ストーリー
UAEドバイのモハメド殿下が率いる世界的競馬事業体のゴドルフィン。その生産部門を担うダーレージャパンファーム(北海道・日高町)で2013年に生まれたファインニードルは、内国産馬として組織に初のG1タイトルをもたらした。父アドマイヤムーンは早くから頭角を現してクラシック戦線をリード、母ニードルクラフト(その父マークオブエスティーム)も3歳時に仏伊で重賞を2勝したが、息子は4歳秋に素質を開花させる大器晩成型だった。
ファインニードルは2歳秋の訪れとともに初陣を迎えたが、勝ち上がりには晩秋まで3戦を要した。若駒時代は黒星が先行し、4歳2月に一度は条件戦を卒業したが、オープン入り後に連敗すると初夏に降級。出直しの一戦をトップハンデでタイレコード勝ちと力の違いを見せ、晴れてオープン馬となる。

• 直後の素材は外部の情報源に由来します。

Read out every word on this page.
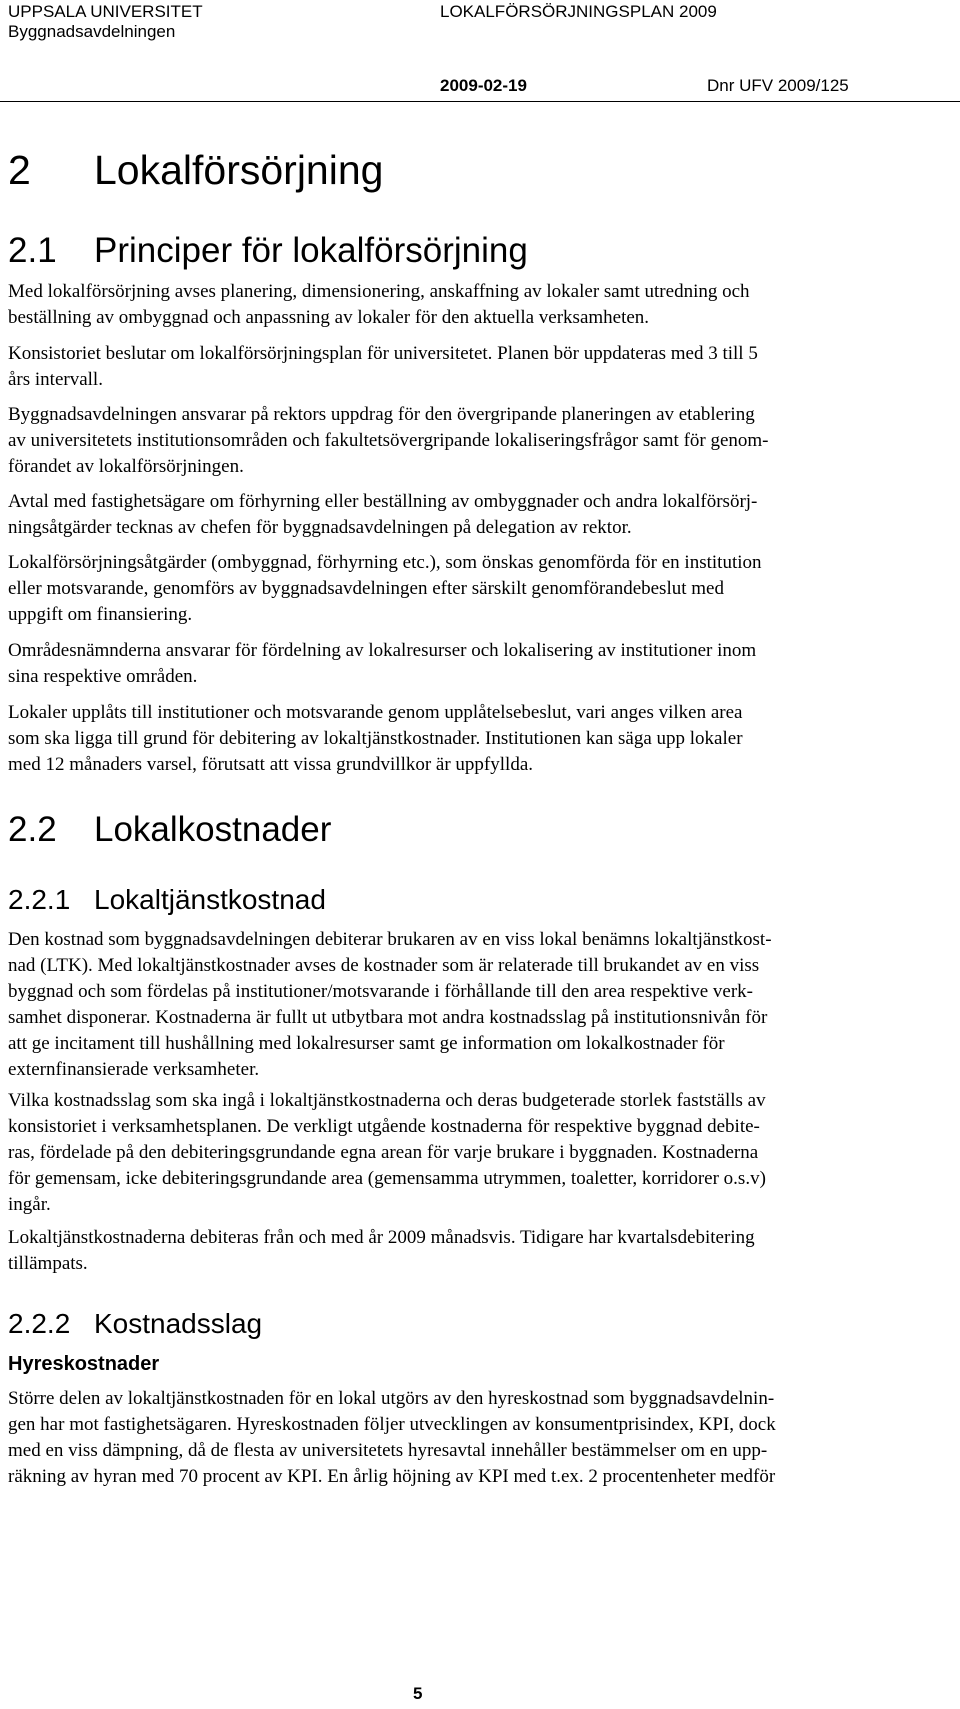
UPPSALA UNIVERSITET
Byggnadsavdelningen
LOKALFÖRSÖRJNINGSPLAN 2009
2009-02-19	Dnr UFV 2009/125
2 Lokalförsörjning
2.1 Principer för lokalförsörjning
Med lokalförsörjning avses planering, dimensionering, anskaffning av lokaler samt utredning och
beställning av ombyggnad och anpassning av lokaler för den aktuella verksamheten.
Konsistoriet beslutar om lokalförsörjningsplan för universitetet. Planen bör uppdateras med 3 till 5
års intervall.
Byggnadsavdelningen ansvarar på rektors uppdrag för den övergripande planeringen av etablering
av universitetets institutionsområden och fakultetsövergripande lokaliseringsfrågor samt för genom-
förandet av lokalförsörjningen.
Avtal med fastighetsägare om förhyrning eller beställning av ombyggnader och andra lokalförsörj-
ningsåtgärder tecknas av chefen för byggnadsavdelningen på delegation av rektor.
Lokalförsörjningsåtgärder (ombyggnad, förhyrning etc.), som önskas genomförda för en institution
eller motsvarande, genomförs av byggnadsavdelningen efter särskilt genomförandebeslut med
uppgift om finansiering.
Områdesnämnderna ansvarar för fördelning av lokalresurser och lokalisering av institutioner inom
sina respektive områden.
Lokaler upplåts till institutioner och motsvarande genom upplåtelsebeslut, vari anges vilken area
som ska ligga till grund för debitering av lokaltjänstkostnader. Institutionen kan säga upp lokaler
med 12 månaders varsel, förutsatt att vissa grundvillkor är uppfyllda.
2.2 Lokalkostnader
2.2.1 Lokaltjänstkostnad
Den kostnad som byggnadsavdelningen debiterar brukaren av en viss lokal benämns lokaltjänstkost-
nad (LTK). Med lokaltjänstkostnader avses de kostnader som är relaterade till brukandet av en viss
byggnad och som fördelas på institutioner/motsvarande i förhållande till den area respektive verk-
samhet disponerar. Kostnaderna är fullt ut utbytbara mot andra kostnadsslag på institutionsnivån för
att ge incitament till hushållning med lokalresurser samt ge information om lokalkostnader för
externfinansierade verksamheter.
Vilka kostnadsslag som ska ingå i lokaltjänstkostnaderna och deras budgeterade storlek fastställs av
konsistoriet i verksamhetsplanen. De verkligt utgående kostnaderna för respektive byggnad debite-
ras, fördelade på den debiteringsgrundande egna arean för varje brukare i byggnaden. Kostnaderna
för gemensam, icke debiteringsgrundande area (gemensamma utrymmen, toaletter, korridorer o.s.v)
ingår.
Lokaltjänstkostnaderna debiteras från och med år 2009 månadsvis. Tidigare har kvartalsdebitering
tillämpats.
2.2.2 Kostnadsslag
Hyreskostnader
Större delen av lokaltjänstkostnaden för en lokal utgörs av den hyreskostnad som byggnadsavdelnin-
gen har mot fastighetsägaren. Hyreskostnaden följer utvecklingen av konsumentprisindex, KPI, dock
med en viss dämpning, då de flesta av universitetets hyresavtal innehåller bestämmelser om en upp-
räkning av hyran med 70 procent av KPI. En årlig höjning av KPI med t.ex. 2 procentenheter medför
5
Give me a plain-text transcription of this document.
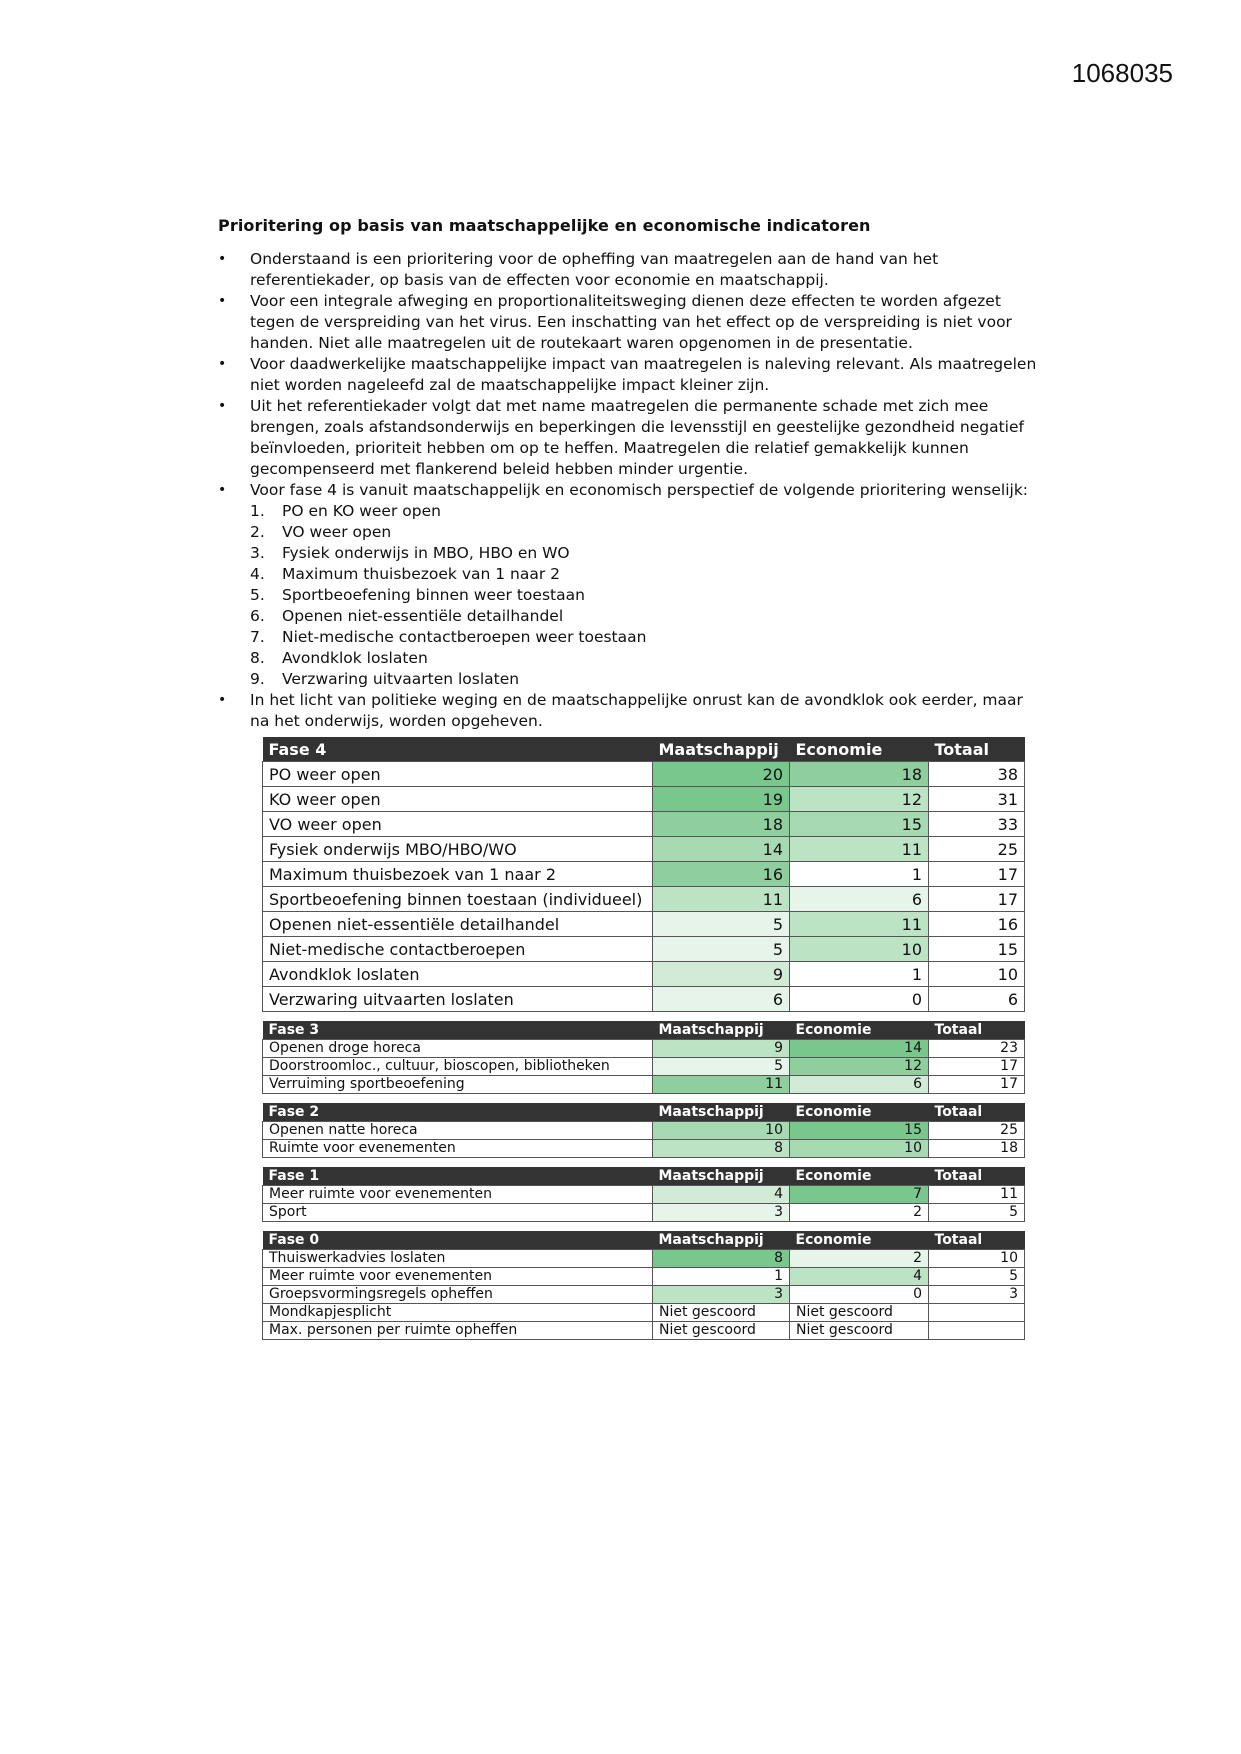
1068035
Prioritering op basis van maatschappelijke en economische indicatoren
• Onderstaand is een prioritering voor de opheffing van maatregelen aan de hand van het referentiekader, op basis van de effecten voor economie en maatschappij.
• Voor een integrale afweging en proportionaliteitsweging dienen deze effecten te worden afgezet tegen de verspreiding van het virus. Een inschatting van het effect op de verspreiding is niet voor handen. Niet alle maatregelen uit de routekaart waren opgenomen in de presentatie.
• Voor daadwerkelijke maatschappelijke impact van maatregelen is naleving relevant. Als maatregelen niet worden nageleefd zal de maatschappelijke impact kleiner zijn.
• Uit het referentiekader volgt dat met name maatregelen die permanente schade met zich mee brengen, zoals afstandsonderwijs en beperkingen die levensstijl en geestelijke gezondheid negatief beïnvloeden, prioriteit hebben om op te heffen. Maatregelen die relatief gemakkelijk kunnen gecompenseerd met flankerend beleid hebben minder urgentie.
• Voor fase 4 is vanuit maatschappelijk en economisch perspectief de volgende prioritering wenselijk:
1.	PO en KO weer open
2.	VO weer open
3.	Fysiek onderwijs in MBO, HBO en WO
4.	Maximum thuisbezoek van 1 naar 2
5.	Sportbeoefening binnen weer toestaan
6.	Openen niet-essentiële detailhandel
7.	Niet-medische contactberoepen weer toestaan
8.	Avondklok loslaten
9.	Verzwaring uitvaarten loslaten
• In het licht van politieke weging en de maatschappelijke onrust kan de avondklok ook eerder, maar na het onderwijs, worden opgeheven.
Fase 4	Maatschappij	Economie	Totaal
PO weer open	20	18	38
KO weer open	19	12	31
VO weer open	18	15	33
Fysiek onderwijs MBO/HBO/WO	14	11	25
Maximum thuisbezoek van 1 naar 2	16	1	17
Sportbeoefening binnen toestaan (individueel)	11	6	17
Openen niet-essentiële detailhandel	5	11	16
Niet-medische contactberoepen	5	10	15
Avondklok loslaten	9	1	10
Verzwaring uitvaarten loslaten	6	0	6

Fase 3	Maatschappij	Economie	Totaal
Openen droge horeca	9	14	23
Doorstroomloc., cultuur, bioscopen, bibliotheken	5	12	17
Verruiming sportbeoefening	11	6	17

Fase 2	Maatschappij	Economie	Totaal
Openen natte horeca	10	15	25
Ruimte voor evenementen	8	10	18

Fase 1	Maatschappij	Economie	Totaal
Meer ruimte voor evenementen	4	7	11
Sport	3	2	5

Fase 0	Maatschappij	Economie	Totaal
Thuiswerkadvies loslaten	8	2	10
Meer ruimte voor evenementen	1	4	5
Groepsvormingsregels opheffen	3	0	3
Mondkapjesplicht	Niet gescoord	Niet gescoord	
Max. personen per ruimte opheffen	Niet gescoord	Niet gescoord	
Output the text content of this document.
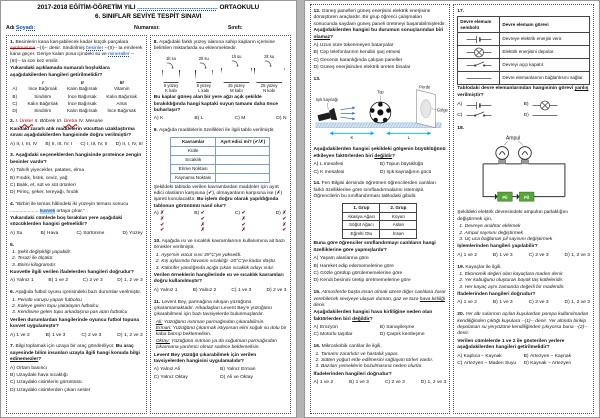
2017-2018 EĞİTİM-ÖĞRETİM YILI .............................................. ORTAOKULU
6. SINIFLAR SEVİYE TESPİT SINAVI
Adı Soyadı:	Numarası:	Sınıfı:
1. Besinlerin kana karışabilecek kadar küçük parçalara ayrılmasına --(I)-- denir. Sindirilmiş besinler --(II)-- ta emilerek kana geçer. Geriye kalan posa içindeki su ve mineraller --(III)-- ta son kez emilir.
Yukarıdaki açıklamada numaralı boşluklara aşağıdakilerden hangileri getirilmelidir?
	I	II	III
A)	İnce Bağırsak	Kalın Bağırsak	Vitamin
B)	Sindirim	İnce Bağırsak	Kalın Bağırsak
C)	Kalın Bağırsak	İnce Bağırsak	Anüs
D)	Sindirim	Kalın Bağırsak	İnce Bağırsak
2. I. Üreter II. Böbrek III. Üretra IV. Mesane
Kandaki zararlı atık maddelerin vücuttan uzaklaştırma sırası aşağıdakilerden hangisinde doğru verilmiştir?
A) II, I, III, IV B) II, III, IV, I C) I, III, IV, II D) II, I, IV, III
3. Aşağıdaki seçeneklerden hangisinde proteince zengin besinler vardır?
A) Tahıllı yiyecekler, patates, elma
B) Fındık, fıstık, ceviz, yağ
C) Balık, et, süt ve süt ürünleri
D) Pirinç, şeker, tereyağı, fındık
4. “Birbiri ile temas hâlindeki iki yüzeyin teması sonucu ..................... kuvveti ortaya çıkar.”
Yukarıdaki cümlede boş bırakılan yere aşağıdaki sözcüklerden hangisi gelmelidir?
A) Su	B) Hava	C) Sürtünme	D) Yüzey
5.
1. Şekil değişikliği yapabilir.
2. Terazi ile ölçülür.
3. Birimi kilogramdır.
Kuvvetle ilgili verilen ifadelerden hangileri doğrudur?
A) Yalnız 1	B) 1 ve 2	C) 2 ve 3	D) 1, 2 ve 3
6. Aşağıda futbol oyunu içerisindeki bazı durumlar verilmiştir.
1. Penaltı vuruşu yapan futbolcu
2. Kaleye gelen topu yakalayan futbolcu
3. Kendisine gelen topu arkadaşına pas atan futbolcu
Verilen durumlardan hangilerinde oyuncu futbol topuna kuvvet uygulamıştır?
A) 1 ve 2	B) 1 ve 3	C) 2 ve 3	D) 1, 2 ve 3
7. Bilgi toplamak için uzaya bir araç gönderiliyor. Bu araç sayesinde bilim insanları uzayla ilgili hangi konuda bilgi edinemezler?
A) Ortam basıncı
B) Uzaydaki hava sıcaklığı
C) Uzaydaki cisimlerin görüntüsü
D) Uzaydaki cisimlerden çıkan sesler
8. Aşağıdaki farklı yüzey alanına sahip kapların içerisine belirtilen miktarlarda su eklenmektedir.
1lt su
5 yüzey
K kabı
2lt su
5 yüzey
L kabı
1lt su
25 yüzey
M kabı
2lt su
25 yüzey
N kabı
Bu kaplar güneş alan bir yere ağzı açık şekilde bırakıldığında hangi kaptaki suyun tamamı daha önce buharlaşır?
A) K	B) L	C) M	D) N
9. Aşağıda maddelerin özellikleri ile ilgili tablo verilmiştir.
Kavramlar	Ayırt edici mi? (✔/✗)
Kütle	
Sıcaklık	
Erime Noktası	
Kaynama Noktası	
Şekildeki tabloda verilen kavramlardan maddeler için ayırt edici olanların karşısına (✔), olmayanların karşısına ise (✗) işareti konulacaktır. Bu işlem doğru olarak yapıldığında tablonun görünümü nasıl olur?
A) ✗
✗
✔
✔
B) ✔
✔
✗
✗
C) ✔
✗
✔
✗
D) ✗
✔
✗
✔
10. Aşağıda ısı ve sıcaklık kavramlarının kullanımına ait bazı örnekler verilmiştir.
1. Ayşe'nin vücut ısısı 39°C'ye yükseldi.
2. Kış aylarında havanın sıcaklığı -20°C'ye kadar düştü.
3. Kalorifer yandığında açığa çıkan sıcaklık odayı ısıtır.
Verilen örneklerin hangilerinde ısı ve sıcaklık kavramları doğru kullanılmıştır?
A) Yalnız 1	B) Yalnız 2	C) 1 ve 3	D) 2 ve 3
11. Levent Bey, parmağına sıkışan yüzüğünü çıkaramamaktadır. Arkadaşları Levent Bey'e yüzüğünü çıkarabilmesi için bazı tavsiyelerde bulunmuşlardır.
Ali: Yüzüğünü ısıtırsan parmağından çıkarabilirsin.
Erman: Yüzüğünü çıkarmak istiyorsan elini soğuk su dolu bir kaba batırıp beklemelisin.
Oktay: Yüzüğünü ısıtman ya da soğutman parmağından çıkarmana yardımcı olmaz sadece beklemelisin.
Levent Bey yüzüğü çıkarabilmek için verilen tavsiyelerden hangisini uygulamalıdır?
A) Yalnız Ali	B) Yalnız Erman
C) Yalnız Oktay	D) Ali ve Oktay
12. Güneş panelleri güneş enerjisini elektrik enerjisine dönüştüren araçlardır. Bir grup öğrenci çalışmaları sonucunda saydam güneş paneli üretmeyi başarabilmişlerdir. Aşağıdakilerden hangisi bu durumun sonuçlarından biri olamaz?
A) Uzun süre tükenmeyen bataryalar
B) Cep telefonlarının kendini şarj etmesi
C) Gecenin karanlığında çalışan paneller
D) Güneş enerjisinden elektrik üreten binalar
13.
Işık kaynağı
Top
Perde
Gölge
K	L
Aşağıdakilerden hangisi şekildeki gölgenin büyüklüğünü etkileyen faktörlerden biri değildir?
A) L mesafesi	B) Topun büyüklüğü
C) K mesafesi	D) Işık kaynağının gücü
14. Fen Bilgisi dersinde öğretmen öğrencilerden canlıları farklı özelliklerine göre sınıflandırmalarını istemiştir. Öğrencilerin bu sınıflandırması tablodaki gibidir.
1. Grup	2. Grup
Akasya Ağacı	Koyun
Söğüt Ağacı	Aslan
Eğrelti Otu	İnsan
Buna göre öğrenciler sınıflandırmayı canlıların hangi özelliklerine göre yapmışlardır?
A) Yaşam alanlarına göre
B) Hareket edip edememelerine göre
C) Gözle görülüp görülememelerine göre
D) Kendi besinini üretip üretmemelerine göre
15. Atmosferde başta insan olmak üzere diğer canlılara zarar verebilecek seviyeye ulaşan duman, gaz ve toza hava kirliliği denir.
Aşağıdakilerden hangisi hava kirliliğine neden olan faktörlerden biri değildir?
A) Erozyon	B) Sanayileşme
C) Motorlu taşıtlar	D) Çarpık kentleşme
16. Mikroskobik canlılar ile ilgili,
1. Tamamı zararlıdır ve hastalık yapar.
2. Sütten yoğurt elde edilmesini sağlayan türleri vardır.
3. Bazıları yemeklerin bozulmasına neden olurlar.
İfadelerinden hangileri doğrudur?
A) 1 ve 2	B) 1 ve 3	C) 2 ve 3	D) 1, 2 ve 3
17.
Devre elemanı sembolü	Devre elemanı görevi
	Devreye elektrik enerjisi verir.
	Elektrik enerjisini depolar.
	Devreyi açıp kapatır.
	Devre elemanlarının bağlantısını sağlar.
Tablodaki devre elemanlarından hangisinin görevi yanlış verilmiştir?
A)	B)
C)	D)
18.
Ampul
Pil	Pil
Şekildeki elektrik devresindeki ampulün parlaklığını değiştirmek için,
1. Devreye anahtar eklemek
2. Ampul sayısını değiştirmek
3. Uç uca bağlanan pil sayısını değiştirmek
İşlemlerinden hangileri yapılabilir?
A) 1 ve 2	B) 1 ve 3	C) 2 ve 3	D) 1, 2 ve 3
19. Kayaçlar ile ilgili,
1. Ekonomik değeri olan kayaçlara maden denir.
2. Yer kabuğunu oluşturan büyük taş kütleleridir.
3. Her kayaç aynı zamanda değerli bir madendir.
İfadelerinden hangileri doğrudur?
A) 1 ve 2	B) 1 ve 3	C) 2 ve 3	D) 1, 2 ve 3
20. Yer altı sularının açılan kuyulardan pompa kullanılmadan kendiliğinden çıktığı kuyulara --(1)-- denir. Yer altında birikip depolanan su yeryüzüne kendiliğinden çıkıyorsa buna --(2)-- denir.
Verilen cümlelerde 1 ve 2 ile gösterilen yerlere aşağıdakilerden hangileri getirilmelidir?
A) Kaplıca – Kaynak	B) Artezyen – Kaynak
C) Artezyen – Maden Suyu	D) Kaynak – Artezyen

ただ、ここから出世の階段を駆け上がる脚は速かった。オープンに再昇級初戦の北九州記念は直線で進路がふさがり5着に終わるも、続くセントウルSでは3番手から余力十分に抜け出す横綱相撲で重賞初制覇を飾る。前哨戦勝ちの勢いを持って臨んだスプリンターズSは発馬直後の不利により12着と不本意な結果となったが、約4か月の休養を挟む間に一段と成長し、いよいよチャンピオンロードを邁進していくことになる。
5歳初戦のシルクロードSで復帰したファインニードルは、セントウルSを再現するように3番手のインから直線半ばで決着をつける快勝劇。これを最後に所有名義が変更され、モハメド殿下の海老茶からゴドルフィンの青い勝負服を背にして高松宮記念を迎えた。2度目のG1挑戦は発馬も決まり、好位の一角をスムーズに追走。直線で内から抜け出したレッツゴードンキに対し、ファインニードルは馬群の外を回って後れを取るも、しぶとく食い下がってハナ差逆転し、国内生産のゴドルフィン所有馬として初のG1制覇を果たした。
次戦のチェアマンズスプリントプライズでは香港の強豪たちに完敗を喫するも、休養から復帰するとセントウルSを連覇。スプリンターズSでは粘り込むラブカンプーを高松宮記念と同様に執念のこもった末脚で差し切り、今度もクビ差の勝負強さでロードカナロア以来となるスプリントG1春秋制覇を成し遂げた。その後の香港スプリントでは再び世界の壁に跳ね返されたが、2018年は国内無敗で史上初となるスプリント重賞年間4勝を達成。JRA賞最優秀短距離馬の勲章を手土産に種牡馬入りした。